Start by injecting lidocaine at the insertion site creating a wheal and then anesthetizing the surrounding soft tissues. Remember to pull the plunger before injecting to ensure that you are not within a vessel. Next, attach an empty syringe to the introducer needle and insert the needle into the insertion site at a 45° angle, aiming cephalad. Fan the ultrasound probe in order to follow the tip of the needle as it advances, and simultaneously pull back on the plunger. Observe the needle tip as it enters the vessel and confirm the location in the femoral vein by drawing blood easily into the syringe. With the introducer needle in the vessel, gently remove the syringe without changing the depth at which the needle is positioned. Blood return should be dark and non-pulsatile.

Now lower the angle of the needle to 30° and feed the guidewire through the introducer needle into the vessel to a depth of 20 cm, which is marked by 2 black lines on the guidewire. If resistance is met, confirm that the angle of the needle is not too steep and re-try. If it still does not pass easily, remove the wire and reattach the syringe to confirm that blood can still be easily aspirated. If not, then the needle is no longer in the vessel. If blood draws freely into the syringe, but there is still difficulty advancing the guide wire, then verify its location within the vessel lumen by using the ultrasound in the longitudinal view. You may be able to overcome difficulty in passing the wire by retracting the wire a few centimeters and rotating it 90°. This reorients the J tip and may allow for free passage. Never force the guidewire.
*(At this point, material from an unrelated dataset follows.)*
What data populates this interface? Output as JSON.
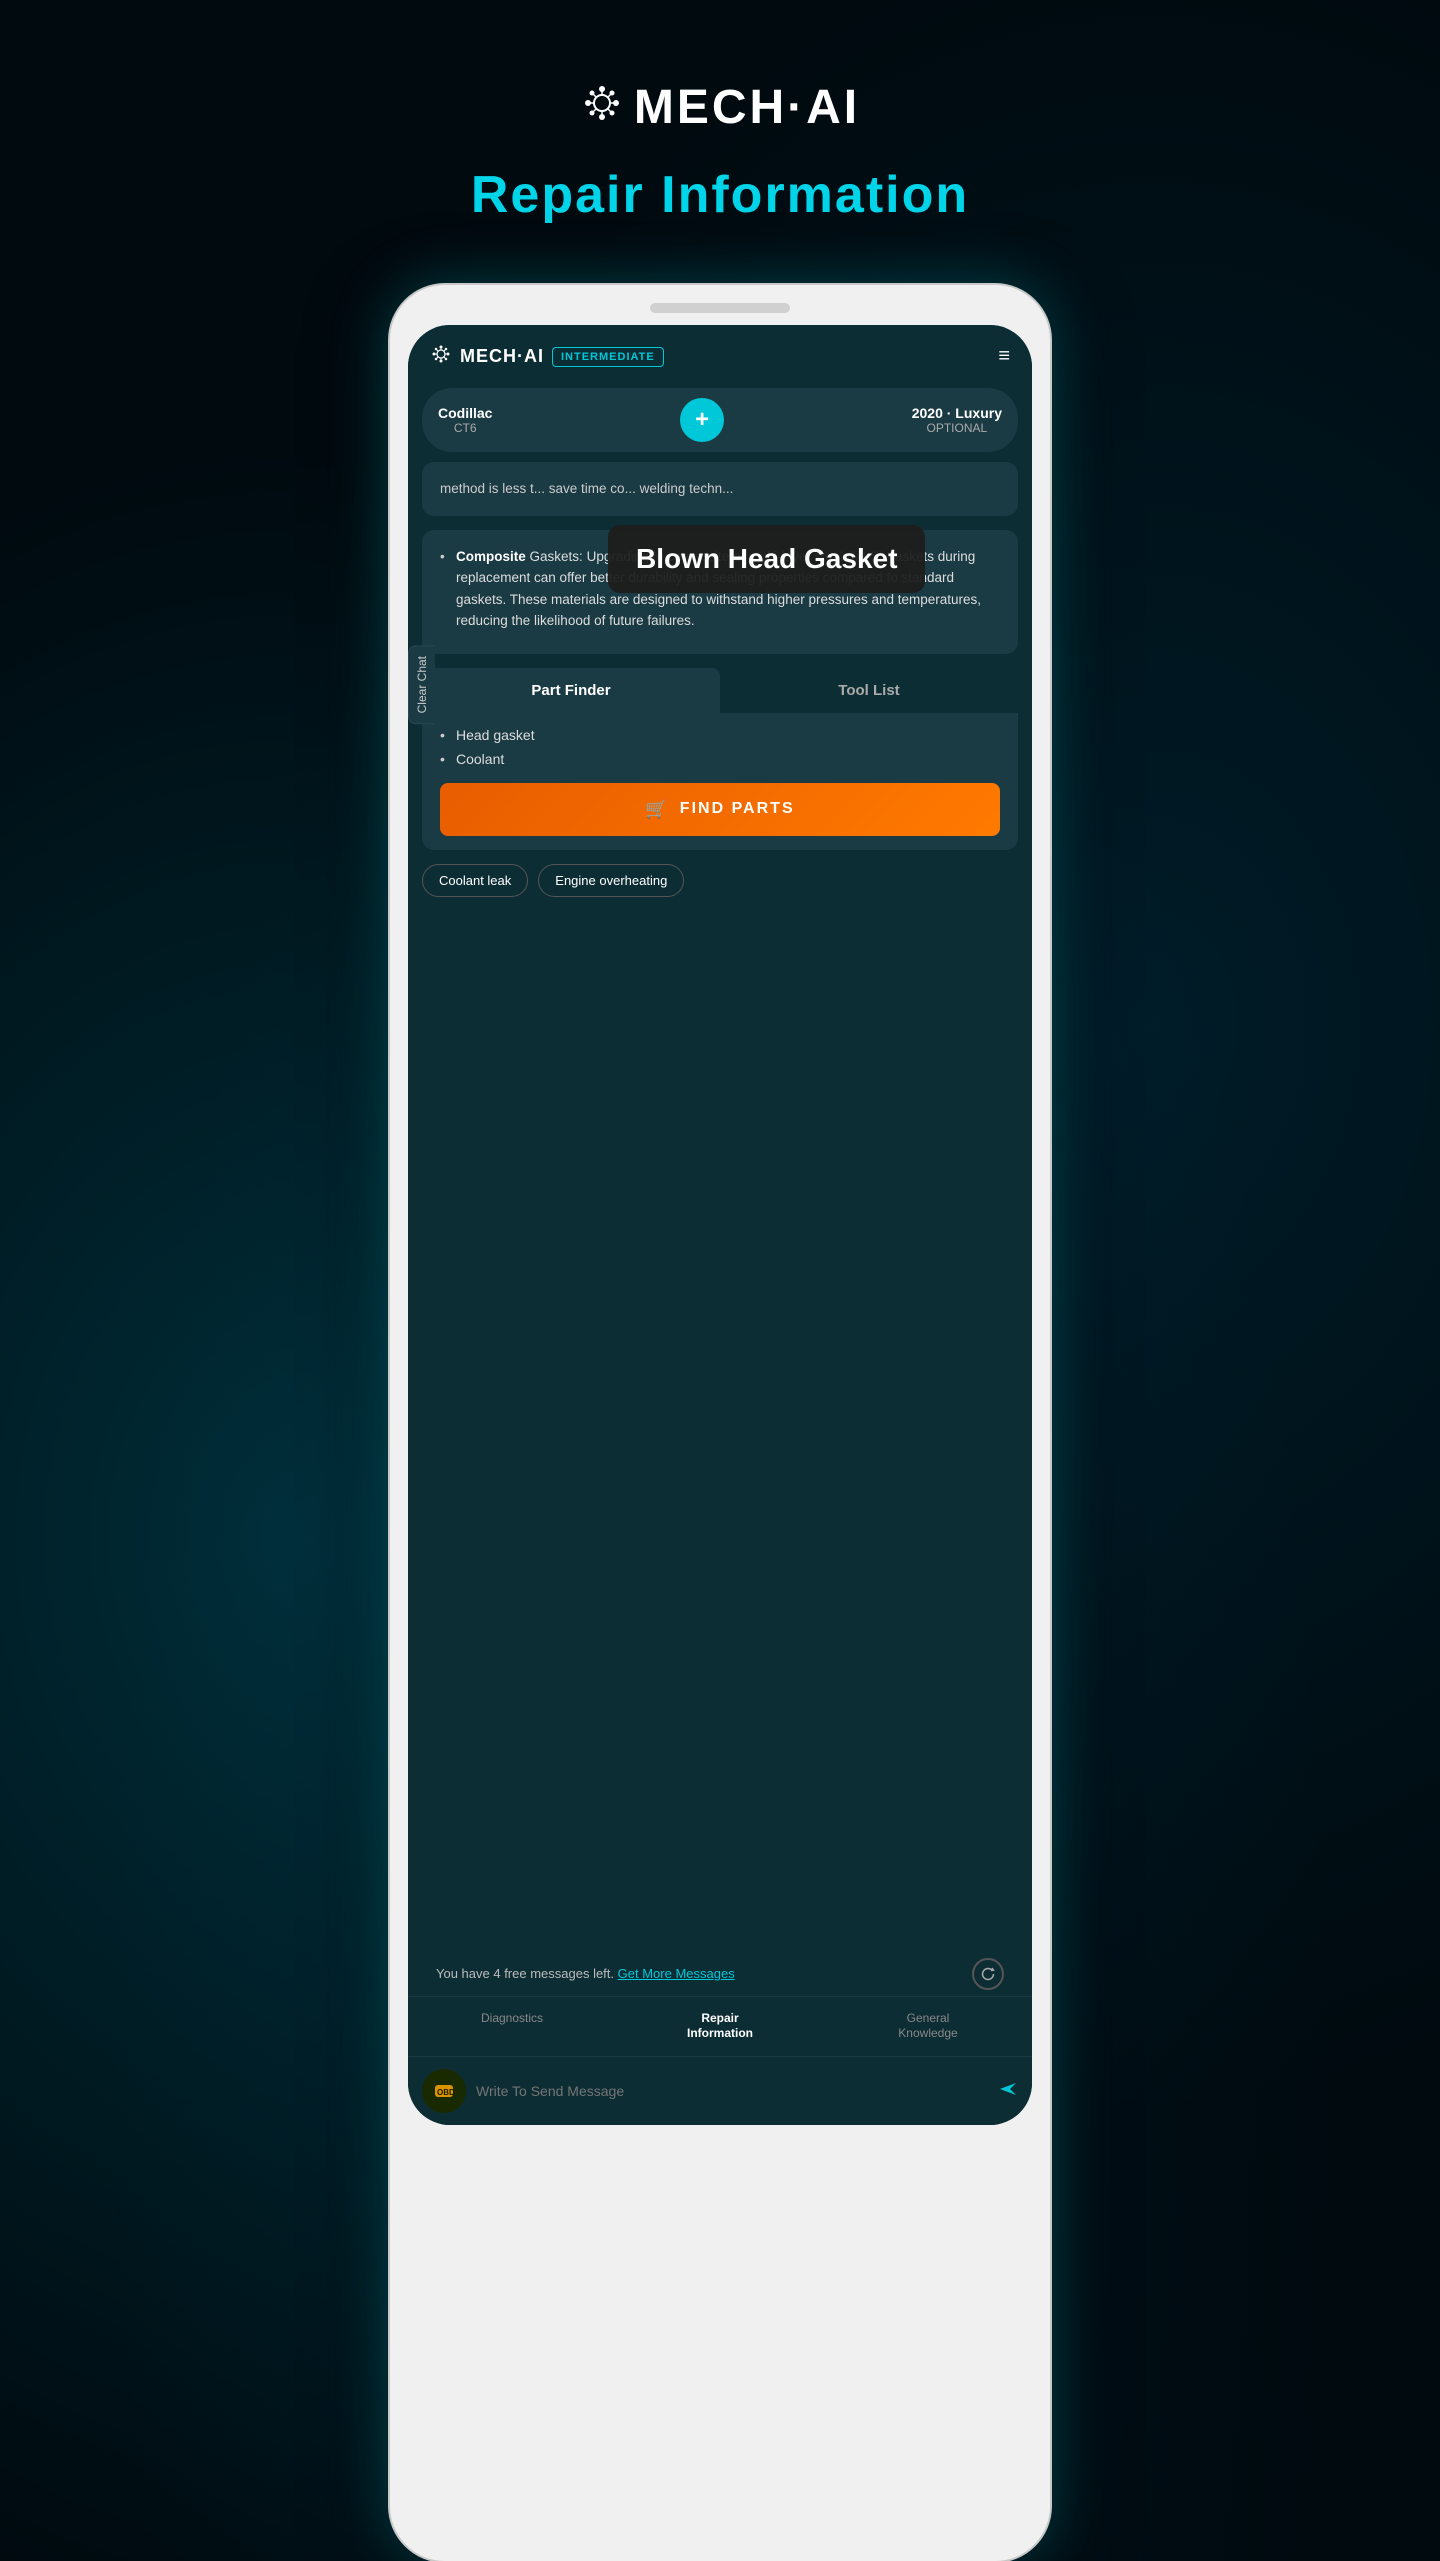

When the wire has advanced to the desired location, nick the skin at the insertion site with the scalpel, remove the introducer needle, and pass the dilator over the guidewire to a depth of 2 to 3 centimeters, gently rotating it to dilate the skin and soft tissues. Subsequently, remove the dilator and feed the catheter over the guidewire until it is completely inserted - 20 cm. Once the catheter is inserted, remove the guidewire. Next, attach a syringe containing sterile saline to the distal port of the CVC, aspirate to verify blood return, and then flush the lumen. Repeat this step for each lumen on double or triple lumen catheters and cap the ports of each lumen.

Subsequently, with the help of a two-part clamp, hold the catheter in place. Then anesthetize the skin, and suture the clamp in place through the eyelets. To complete the procedure, apply a sterile dressing in accordance with the practices of the medical facility and dispose of all sharps.
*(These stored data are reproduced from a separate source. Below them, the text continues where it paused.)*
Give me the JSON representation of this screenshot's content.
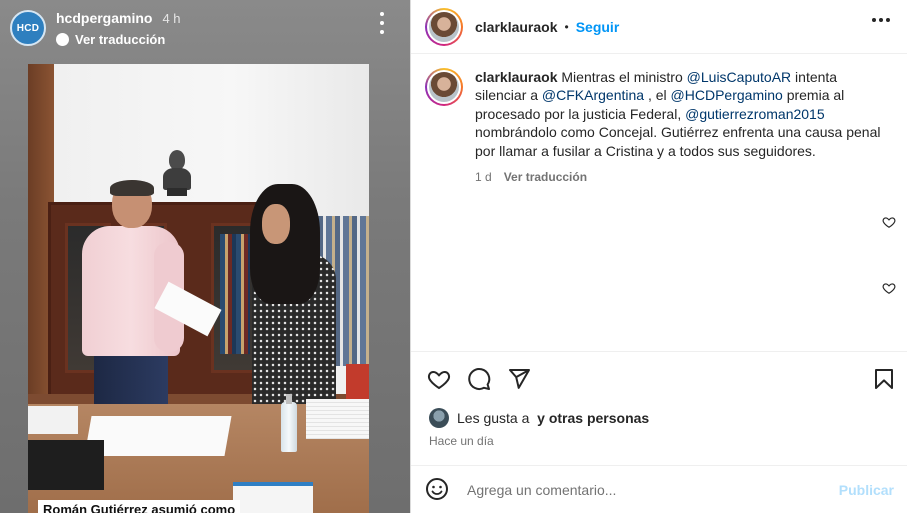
{
  "story": {
    "account_initials": "HCD",
    "username": "hcdpergamino",
    "time": "4 h",
    "translate_label": "Ver traducción",
    "caption": "Román Gutiérrez asumió como"
  },
  "post": {
    "header": {
      "username": "clarklauraok",
      "separator": "•",
      "follow_label": "Seguir"
    },
    "caption": {
      "username": "clarklauraok",
      "text_1": "Mientras el ministro",
      "mention_1": "@LuisCaputoAR",
      "text_2": "intenta silenciar a",
      "mention_2": "@CFKArgentina",
      "text_3": ", el",
      "mention_3": "@HCDPergamino",
      "text_4": "premia al procesado por la justicia Federal,",
      "mention_4": "@gutierrezroman2015",
      "text_5": "nombrándolo como Concejal. Gutiérrez enfrenta una causa penal por llamar a fusilar a Cristina y a todos sus seguidores.",
      "age": "1 d",
      "translate_label": "Ver traducción"
    },
    "likes": {
      "prefix": "Les gusta a",
      "suffix": "y otras personas"
    },
    "time_ago": "Hace un día",
    "composer": {
      "placeholder": "Agrega un comentario...",
      "publish_label": "Publicar"
    }
  },
  "colors": {
    "link_blue": "#0095f6",
    "mention_navy": "#00376b",
    "publish_disabled": "#b2dffc"
  }
}
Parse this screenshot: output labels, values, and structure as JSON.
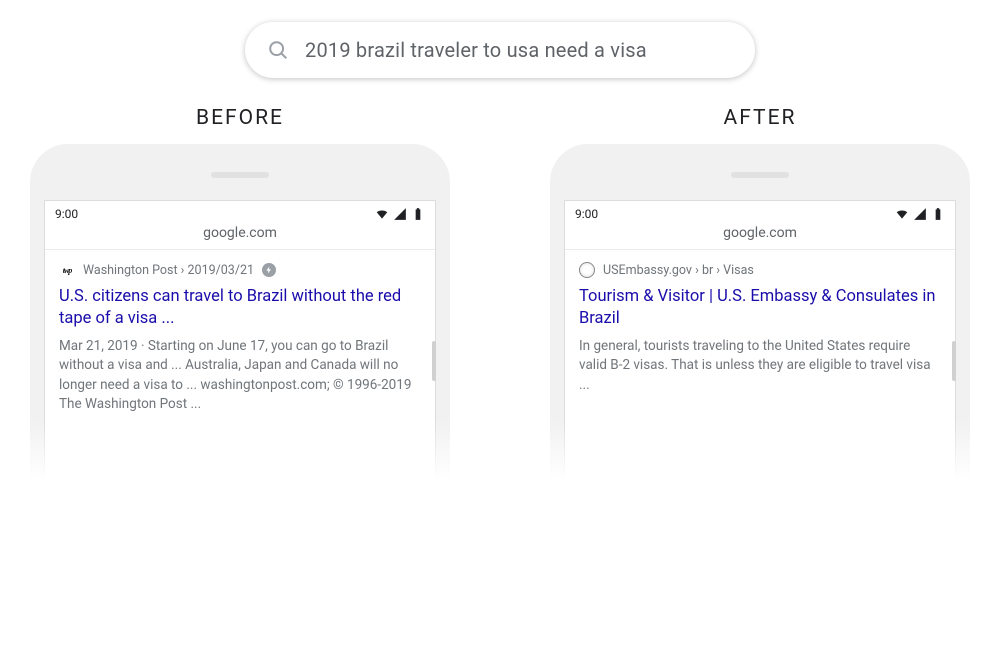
{
  "search": {
    "query": "2019 brazil traveler to usa need a visa"
  },
  "headings": {
    "before": "BEFORE",
    "after": "AFTER"
  },
  "statusbar": {
    "time": "9:00",
    "url": "google.com"
  },
  "before": {
    "favicon_text": "twp",
    "breadcrumb": "Washington Post › 2019/03/21",
    "has_amp": true,
    "title": "U.S. citizens can travel to Brazil without the red tape of a visa ...",
    "snippet_date": "Mar 21, 2019",
    "snippet": " · Starting on June 17, you can go to Brazil without a visa and ... Australia, Japan and Canada will no longer need a visa to ... washingtonpost.com; © 1996-2019 The Washington Post ..."
  },
  "after": {
    "breadcrumb": "USEmbassy.gov › br › Visas",
    "title": "Tourism & Visitor | U.S. Embassy & Consulates in Brazil",
    "snippet": "In general, tourists traveling to the United States require valid B-2 visas. That is unless they are eligible to travel visa ..."
  }
}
If using the landmark-guided technique, palpate the femoral artery as described previously, and insert the introducer needle just medial to the pulse. If this attempt is unsuccessful, move the insertion sight slightly more medial until you are able to draw blood freely. The rest of the procedure is exactly same as the insertion technique using ultrasound guidance.
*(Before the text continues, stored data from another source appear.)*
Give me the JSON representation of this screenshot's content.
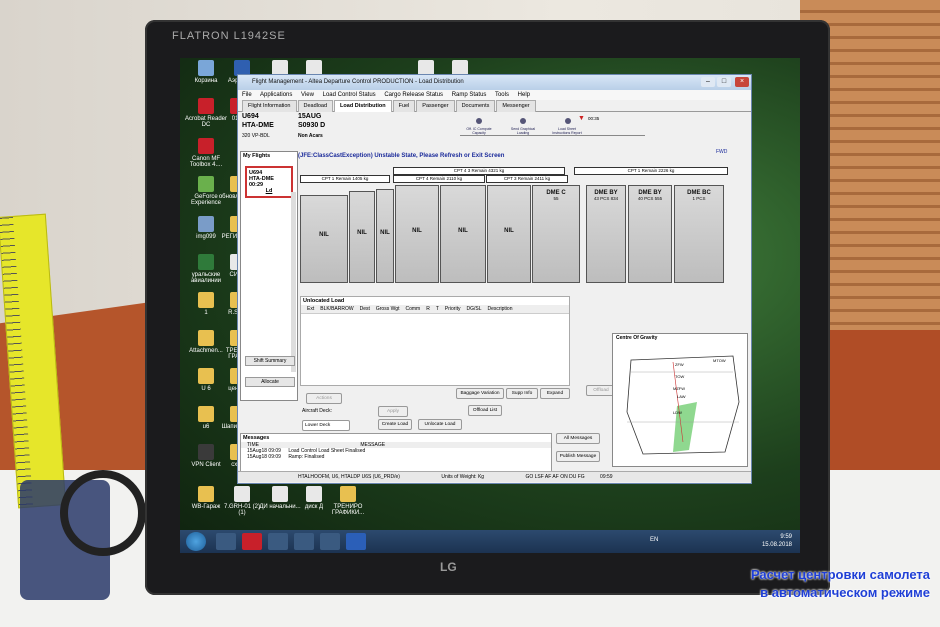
{
  "monitor": {
    "brand": "FLATRON L1942SE",
    "logo": "LG"
  },
  "desktop_icons": [
    {
      "label": "Корзина",
      "color": "#7aa6d8"
    },
    {
      "label": "Аэрофлот",
      "color": "#2f5fb0"
    },
    {
      "label": "ОБРАЗЕЦ",
      "color": "#e8e8e8"
    },
    {
      "label": "output -",
      "color": "#e8e8e8"
    },
    {
      "label": "ЗАЯВЛЕНИЕ",
      "color": "#e8e8e8"
    },
    {
      "label": "ЗАЯВЛЕНИЕ",
      "color": "#e8e8e8"
    },
    {
      "label": "Acrobat Reader DC",
      "color": "#c8202a"
    },
    {
      "label": "0111",
      "color": "#c8202a"
    },
    {
      "label": "Canon MF Toolbox 4....",
      "color": "#c8202a"
    },
    {
      "label": "GeForce Experience",
      "color": "#6ab04c"
    },
    {
      "label": "обновл 17.3.2",
      "color": "#e8c050"
    },
    {
      "label": "img099",
      "color": "#7a9cc8"
    },
    {
      "label": "РЕГИСТ СТ",
      "color": "#e8c050"
    },
    {
      "label": "уральские авиалинии",
      "color": "#2f7a3a"
    },
    {
      "label": "СИБИ",
      "color": "#e8e8e8"
    },
    {
      "label": "1",
      "color": "#e8c050"
    },
    {
      "label": "R.Spay",
      "color": "#e8c050"
    },
    {
      "label": "Attachmen...",
      "color": "#e8c050"
    },
    {
      "label": "ТРЕНИР ГРАФИ",
      "color": "#e8c050"
    },
    {
      "label": "U 6",
      "color": "#e8c050"
    },
    {
      "label": "центро",
      "color": "#e8c050"
    },
    {
      "label": "u6",
      "color": "#e8c050"
    },
    {
      "label": "Шапи прете",
      "color": "#e8c050"
    },
    {
      "label": "VPN Client",
      "color": "#3a3a3a"
    },
    {
      "label": "схем",
      "color": "#e8c050"
    },
    {
      "label": "WB-Гараж",
      "color": "#e8c050"
    },
    {
      "label": "7.GRH-01 (2) (1)",
      "color": "#e8e8e8"
    },
    {
      "label": "ДИ начальни...",
      "color": "#e8e8e8"
    },
    {
      "label": "диск Д",
      "color": "#e8e8e8"
    },
    {
      "label": "ТРЕНИРО ГРАФИКИ...",
      "color": "#e8c050"
    }
  ],
  "window": {
    "title": "Flight Management - Altea Departure Control PRODUCTION - Load Distribution",
    "menu": [
      "File",
      "Applications",
      "View",
      "Load Control Status",
      "Cargo Release Status",
      "Ramp Status",
      "Tools",
      "Help"
    ],
    "tabs": [
      "Flight Information",
      "Deadload",
      "Load Distribution",
      "Fuel",
      "Passenger",
      "Documents",
      "Messenger"
    ],
    "active_tab": "Load Distribution",
    "flight": {
      "number": "U694",
      "date": "15AUG",
      "route": "HTA-DME",
      "std": "S0930 D",
      "aircraft": "320 VP-BDL",
      "acars": "Non Acars"
    },
    "status_time": "00:35",
    "status_steps": [
      "Off. IC Compute Capacity",
      "Send Graphical Loading",
      "Load Sheet Instructions Report"
    ],
    "my_flights_label": "My Flights",
    "flight_card": {
      "line1": "U694",
      "line2": "HTA-DME",
      "line3": "00:29",
      "line4": "Ld"
    },
    "shift_summary": "Shift Summary",
    "allocate": "Allocate",
    "error": "(JFE:ClassCastException) Unstable State, Please Refresh or Exit Screen",
    "fwd": "FWD",
    "bars": {
      "cpt4": "CPT 4 3 Remain 4321 kg",
      "cpt1_5": "CPT 1 Remain 1405 kg",
      "cpt4_2": "CPT 4 Remain 2110 kg",
      "cpt3": "CPT 3 Remain 2411 kg",
      "cpt1": "CPT 1 Remain 2226 kg"
    },
    "holds": [
      {
        "label": "NIL"
      },
      {
        "label": "NIL"
      },
      {
        "label": "NIL"
      },
      {
        "label": "NIL"
      },
      {
        "label": "NIL"
      },
      {
        "label": "NIL"
      },
      {
        "label": "DME C",
        "sub": "55"
      },
      {
        "label": "DME BY",
        "sub": "43 PCS 834"
      },
      {
        "label": "DME BY",
        "sub": "40 PCS 555"
      },
      {
        "label": "DME BC",
        "sub": "1 PCS"
      }
    ],
    "unlocated": {
      "title": "Unlocated Load",
      "columns": [
        "Ext",
        "BLK/BARROW",
        "Dest",
        "Gross Wgt",
        "Comm",
        "R",
        "T",
        "Priority",
        "DG/SL",
        "Description"
      ]
    },
    "buttons": {
      "baggage_variation": "Baggage Variation",
      "supp_info": "Supp Info",
      "expand": "Expand",
      "offload": "Offload",
      "actions": "Actions",
      "aircraft_deck": "Aircraft Deck:",
      "lower_deck": "Lower Deck",
      "apply": "Apply",
      "create_load": "Create Load",
      "unlocate_load": "Unlocate Load",
      "offload_list": "Offload List",
      "all_messages": "All Messages",
      "publish_message": "Publish Message"
    },
    "messages": {
      "title": "Messages",
      "header_time": "TIME",
      "header_message": "MESSAGE",
      "rows": [
        {
          "time": "15Aug18 09:09",
          "text": "Load Control Load Sheet Finalised"
        },
        {
          "time": "15Aug18 09:09",
          "text": "Ramp: Finalised"
        }
      ]
    },
    "cog": {
      "title": "Centre Of Gravity",
      "labels": [
        "ZFW",
        "TOW",
        "MTOW",
        "LAW",
        "MZFW",
        "LDW"
      ]
    },
    "status_bar": {
      "left": "HTALHOOFM, U6, HTALDP U6S (U6_PRD/e)",
      "units": "Units of Weight: Kg",
      "codes": "GO LSF AF AF ON DU FG",
      "time": "09:59"
    }
  },
  "taskbar": {
    "lang": "EN",
    "time": "9:59",
    "date": "15.08.2018"
  },
  "caption": {
    "line1": "Расчет центровки самолета",
    "line2": "в автоматическом режиме"
  }
}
"CVC insertion in the femoral vein is most commonly performed in emergency situations because it can be placed quickly, with or without ultrasound guidance, and the procedure does not interfere with other procedures such as CPR or airway management."

"The immediate complication rate is lower than both IJ and subclavian vein procedures because there is no risk of pneumothorax and accidental arterial puncture can be easily addressed with direct pressure."

"The major disadvantage of femoral CVC's is the high incidence of infection due to the proximity to the groin and because they are often placed under quasi-sterile conditions in emergency situations. For this reason, femoral CVC's should be replaced with a catheter in another location if sustained central venous access is required. In addition, femoral catheterization also carries the risk of bladder and peritoneal perforation."

You have just watched a JoVE video on central venous catheter insertion into the femoral vein with and without ultrasound guidance. After watching this, you should have a better sense of the critical steps of this procedure and how ultrasound guidance can help enhances the success of CVC placement in femoral vein. As always, thanks for watching!